- Presented by: Johnny Gilbert
- Announcer: Fred Scott
- Country of origin: United States

Original release
- Network: Syndication
- Release: May 25, 1968 – April 26, 1969

= Fast Draw (game show) =

Fast Draw is a weekly game show hosted by Johnny Gilbert for syndication from May 25, 1968 to April 26, 1969 and was distributed by Warner Brothers/Seven Arts Television. The announcer was "Uncle" Fred Scott.

Taped at the studios of WNEW-TV in New York City, the show involved two teams, each composed of a celebrity and a civilian contestant. The format both predated the board game Pictionary (introduced in 1985) and was the game show predecessor to Win, Lose or Draw (which debuted in 1987).

==Gameplay==

===Main game===
The first round would start with the two civilian contestants standing behind a drawing board that was about waist-high. They would be given 10 seconds each to draw a picture that would allow the celebrities to identify the person, place, thing, or event that was assigned to them.
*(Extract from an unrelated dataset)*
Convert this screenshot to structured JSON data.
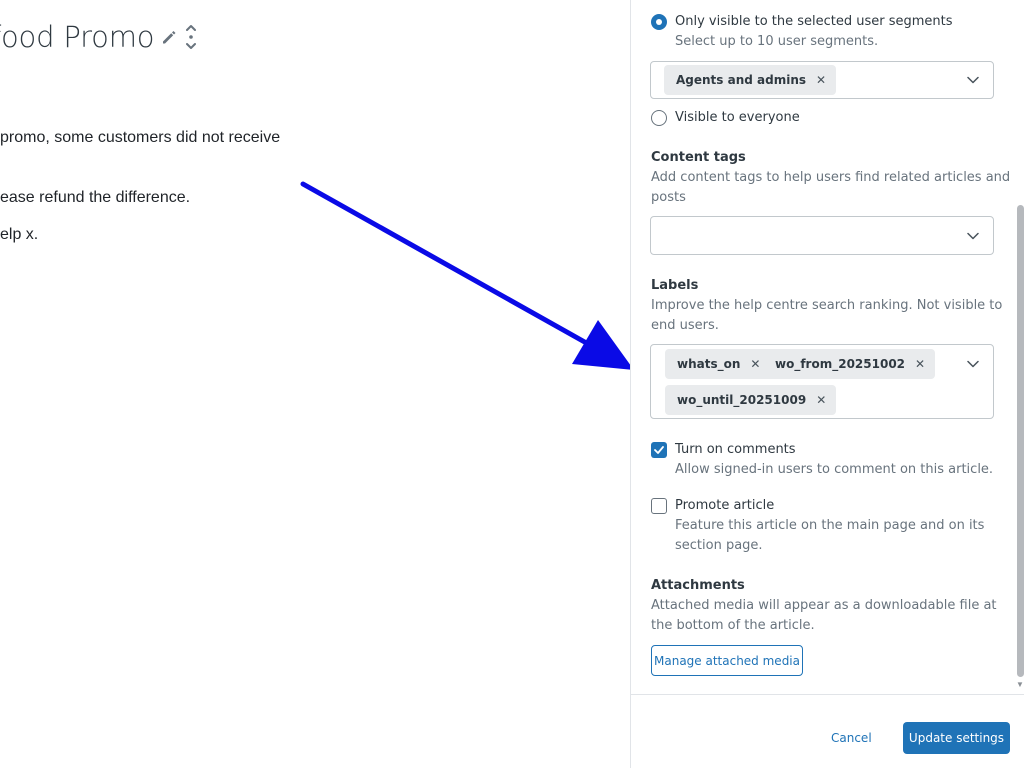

After 10 seconds passed for the first player, the second one would immediately start drawing (accompanied by Gilbert's call to "Draw!") When a celebrity thought he or she knew the identity of the subject, they would hit a buzzer. The contestant would then stop drawing and the celebrity would give his/her guess (usually accompanied with a brief explanation/interpretation of what they saw on the board).
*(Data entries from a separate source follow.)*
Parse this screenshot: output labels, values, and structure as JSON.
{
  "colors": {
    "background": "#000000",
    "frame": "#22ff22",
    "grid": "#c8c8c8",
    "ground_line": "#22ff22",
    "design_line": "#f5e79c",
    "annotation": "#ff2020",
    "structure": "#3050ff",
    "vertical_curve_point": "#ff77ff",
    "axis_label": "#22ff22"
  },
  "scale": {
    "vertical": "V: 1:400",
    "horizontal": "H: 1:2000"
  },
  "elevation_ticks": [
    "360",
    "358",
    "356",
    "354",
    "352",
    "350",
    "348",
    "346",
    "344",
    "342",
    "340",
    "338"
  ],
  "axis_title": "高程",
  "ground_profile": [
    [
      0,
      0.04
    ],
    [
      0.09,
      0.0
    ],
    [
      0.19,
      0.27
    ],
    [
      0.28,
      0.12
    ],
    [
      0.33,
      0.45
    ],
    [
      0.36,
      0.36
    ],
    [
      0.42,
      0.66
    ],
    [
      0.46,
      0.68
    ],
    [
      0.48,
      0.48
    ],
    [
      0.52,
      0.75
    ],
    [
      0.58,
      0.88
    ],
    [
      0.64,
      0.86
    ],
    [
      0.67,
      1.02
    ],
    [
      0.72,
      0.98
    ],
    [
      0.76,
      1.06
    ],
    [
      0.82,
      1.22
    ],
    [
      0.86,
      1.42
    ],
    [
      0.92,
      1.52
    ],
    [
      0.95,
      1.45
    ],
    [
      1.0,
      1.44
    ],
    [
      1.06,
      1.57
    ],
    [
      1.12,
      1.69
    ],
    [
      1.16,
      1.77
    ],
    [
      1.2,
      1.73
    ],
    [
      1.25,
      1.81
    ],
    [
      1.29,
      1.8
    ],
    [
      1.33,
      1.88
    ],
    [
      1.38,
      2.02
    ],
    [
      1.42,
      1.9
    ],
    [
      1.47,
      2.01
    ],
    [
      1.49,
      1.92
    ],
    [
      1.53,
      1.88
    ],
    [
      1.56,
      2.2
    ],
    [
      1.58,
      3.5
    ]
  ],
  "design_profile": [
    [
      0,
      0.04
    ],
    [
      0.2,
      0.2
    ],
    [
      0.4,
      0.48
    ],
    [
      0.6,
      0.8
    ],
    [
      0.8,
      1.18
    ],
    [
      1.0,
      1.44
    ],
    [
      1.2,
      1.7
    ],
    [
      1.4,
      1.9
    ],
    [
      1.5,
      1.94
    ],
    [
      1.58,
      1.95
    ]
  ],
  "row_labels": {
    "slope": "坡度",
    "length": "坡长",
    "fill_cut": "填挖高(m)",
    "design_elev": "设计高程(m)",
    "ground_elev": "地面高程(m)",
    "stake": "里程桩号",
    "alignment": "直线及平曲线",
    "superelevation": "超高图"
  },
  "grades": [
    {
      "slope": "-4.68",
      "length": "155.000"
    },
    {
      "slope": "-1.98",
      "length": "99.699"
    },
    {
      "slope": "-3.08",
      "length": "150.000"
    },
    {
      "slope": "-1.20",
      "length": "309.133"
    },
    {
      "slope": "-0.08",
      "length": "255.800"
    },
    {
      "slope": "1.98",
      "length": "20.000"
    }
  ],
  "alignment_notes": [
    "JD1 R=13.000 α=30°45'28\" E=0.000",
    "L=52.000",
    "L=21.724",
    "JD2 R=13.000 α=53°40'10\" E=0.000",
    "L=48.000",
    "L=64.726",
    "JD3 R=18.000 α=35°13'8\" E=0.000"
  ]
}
If he or she was right, the team was awarded one point for each second left on the clock (the clock started at 60 seconds). If no one guessed the identity of the subject after 60 seconds, the subject was thrown out and they would start again. There were three rounds in a game; after each round, the celebs and the contestants would switch places. After three rounds, the team with the highest score won the game and got to play the bonus round. In the bonus round, the winning team was given the opportunity to play one final game. The guest star would guess and the contestant would do the drawing. The contestant of the team was awarded $100 for winning the main game.

===Bonus round===
In the bonus round, the celebrity had 30 seconds to communicate a "potluck" subject to the contestant (who was not told the category of the subject). The contestant could yell out as many guesses as he or she wanted without having to buzz in or explain it, and if the subject was successfully guessed, he/she was awarded a 13" color television set.